A small end-to-end smoke test (~1 minute on CPU) that trains briefly and runs both IF and SOURCE on the result:

cd examples/mnist
PYTHONPATH=../.. python smoke_test_source.py

GLUE (BERT)

Tested on an A100 80GB; reduce batch size for smaller GPUs.

cd examples/glue
PYTHONPATH=../.. python -m examples.glue.train
PYTHONPATH=../.. python -m examples.glue.compute_influences
PYTHONPATH=../.. python -m examples.glue.evaluate.inspect_influences

WikiText-2 (GPT-2)

Tested on an A100 80GB; reduce batch size for smaller GPUs.

cd examples/wiki
PYTHONPATH=../.. python -m examples.wiki.train
PYTHONPATH=../.. python -m examples.wiki.compute_influences
PYTHONPATH=../.. python -m examples.wiki.evaluate.inspect_influences

Getting Started with Development

1. Install the optional development dependencies:

   pip install -e '.[dev]'

2. Install the pre-commit hooks:

   pre-commit install

3. Run the tests to verify that everything is functioning correctly:

   pytest

Looking for production-grade influence functions?

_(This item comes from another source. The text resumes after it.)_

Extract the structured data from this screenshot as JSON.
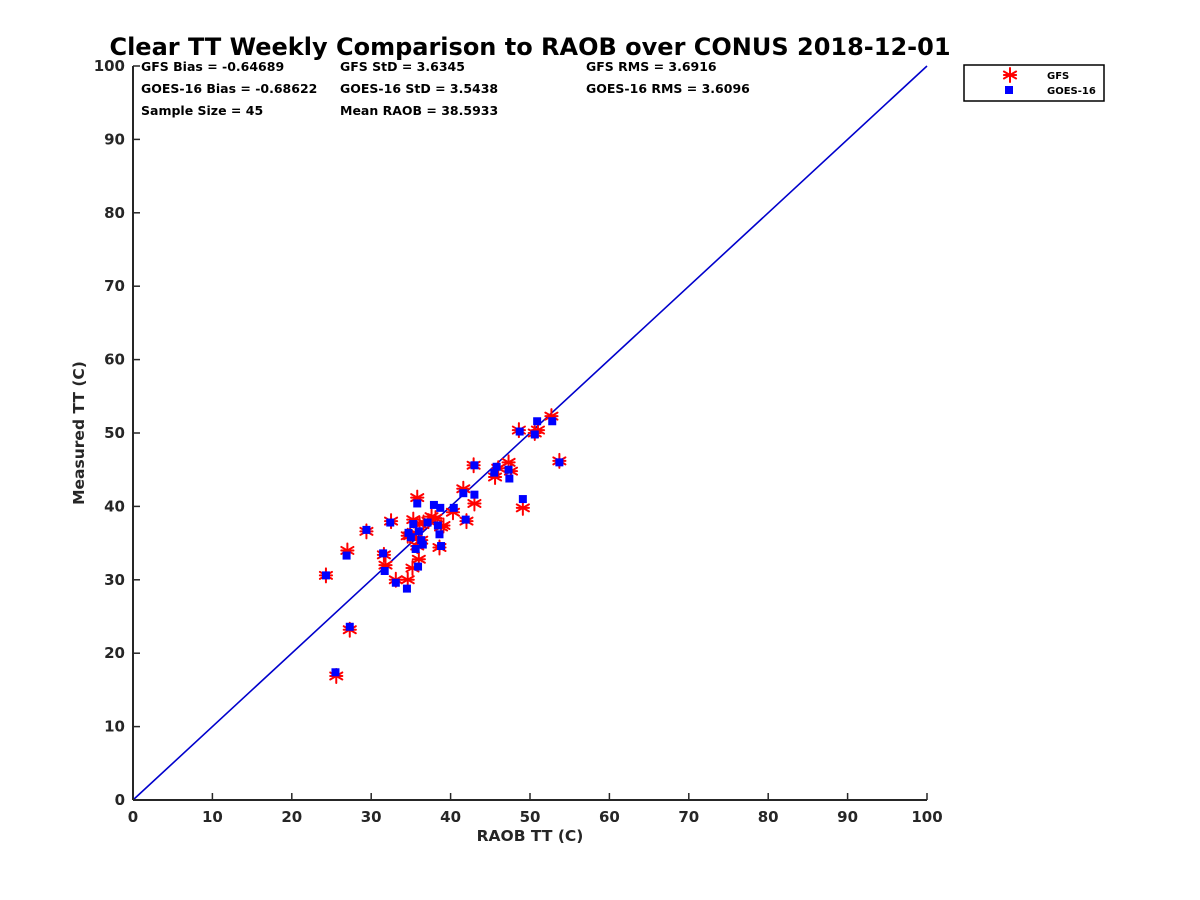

This library is intentionally minimal — it's a clean reference implementation aimed at making the methods easy to read and adapt. For a production-grade implementation with query batching, layer-wise and token-wise score breakdowns, multi-GPU support, and many more features, see Kronfluence.

Known Limitations

1. EK-FAC influence calculations are only compatible with the following modules: Linear, Conv2d, LayerNorm, BatchNorm2d, and Embedding. Custom modules that hold parameters directly (rather than wrapping one of the supported layers) won't have EK-FAC statistics collected for them:

   import torch.nn as nn
   import torch
   
   class CustomLinear(nn.Module):
       def __init__(self, num_inputs, num_outputs):
           super().__init__()
           self.weight = nn.Parameter(torch.Tensor((num_inputs, num_outputs)))
   
       def forward(self, inputs):
            return inputs @ self.weight

   Replace these with one of the supported modules — see replace_conv1d_modules in examples/wiki/pipeline.py for a worked example (HuggingFace's Conv1D -> nn.Linear).
2. All TDA computers in this library are single-GPU.
3. To estimate the true Fisher for EK-FAC, the task's loss function must sample targets from the model output (see examples/ for several worked examples).
4. SourceComputer currently supports only Linear and Conv2d modules — the LayerNorm / BatchNorm "full" and Embedding "diagonal" Fisher branches don't yet have a closed-form matrix function for the SOURCE preconditioner.

Version Logs

1. 2023/10/14: Initial implementation, supporting four examples: regression, mnist, glue, wiki.
2. 2024-06: Added SourceComputer (Bae et al. 2024); standardized docstrings; bug fixes.